A British court has awarded a teenager who is severely autistic and epileptic £28,250 (about $44310) in damages from the London Metropolitan police after they pulled him out of a swimming pool and handcuffed him. The teenager, identified as ZH by the court, had jumped into the water while fully clothed in September 2008. According to the Guardian, ZH’s lawyer, Tony Murphy, said that he became “fixated with the water as a result of his autism and was reluctant to leave the pool.”
Against the advice of ZH’s carer, the pool staff called the police, who “almost immediately took hold [of him], causing him to jump away from them and into the water,” according to Murphy. The police then applied “high-level force to remove him from the pool”; ZH suffered moderate post-traumatic stress disorder as a result.
Legal counsel for the police emphasized that “these are very difficult issues for the emergency services, including the police, to deal with” while arguing that they should have some “margin in which they can act without their actions being found to be unlawful.”
The judge did note that the case is an example of the complicated situations that police and first-responders can face. In the US, indeed, police are too often called in situations when an individual with developmental disabilities or mental health issues is in crisis and too often because appropriate support services do not exist or have been eliminated due to budget cuts. Still, in view of ZH suffering moderate PTSD and of the extent of his disabilities including his being non-verbal, it seems that excessive and unnecessary force was used.
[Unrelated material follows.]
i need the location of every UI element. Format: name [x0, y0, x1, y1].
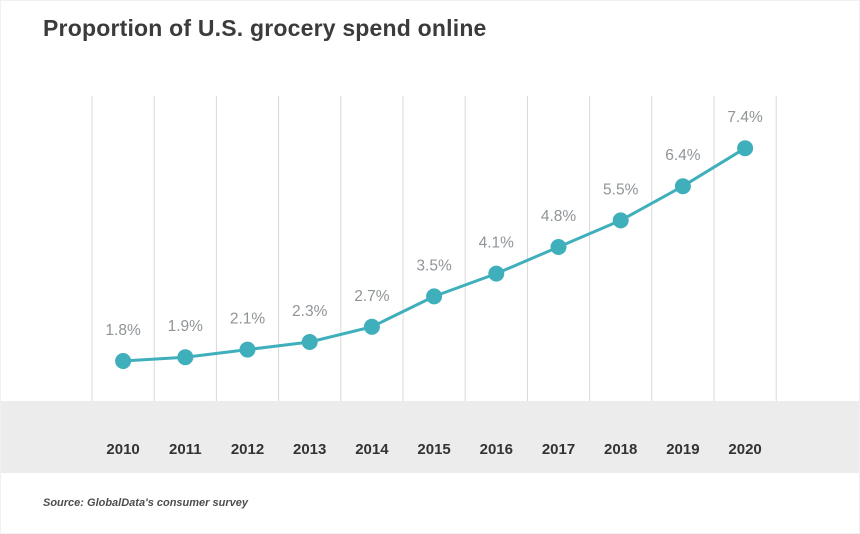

In addition, the pool staff may have over-reacted and ought to have respected what ZH’s carer said.
ZH’s father observed that “the commissioner is still trying to justify this ill-treatment and refusing to provide training or an apology.” Indeed, while the judge’s ruling acknowledges the damages caused to ZH by the police’s treatment, what is needed is training and education of the police regarding how to handle situations when an individual is in crisis.
There have been a number of cases in the US involving police using excessive force on autistic individuals, sometimes with tragically fatal results.I only know about ZH’s case from news reports but I could see my severely autistic teenage son Charlie jumping into a pool and then not responding, or not seeming to respond, to requests to get out but eventually doing so on his own time. Here in New Jersey police have to have some instruction about autism, about why autistic and others with developmental disabilities might respond in unexpected ways and about strategies for approaching them (more are provided by Dennis Debault). We have had some incidents in which the police were called and they have, for the most part, asked us first about how best to approach Charlie and seemed to understand that his difficult behaviors are the result of neurological and other distress.
Just this Sunday, a 12-year-old boy with Asperger’s Syndrome was arrested on the grounds that he had shoplifted a $2.95 greeting card from a store; the child had very likely simply forgotten that he was holding onto the card when he left the store said his mother, Jacqui Feldman. A teenager with Asperger’s Syndrome was recently shot and killed by police who had been called to his Illinois home; the teenager was in crisis and the call was not the first. This tragic incident, and the distress caused to ZH, should be wake-up calls of the need to educate police and first-responders about autism and disabilities.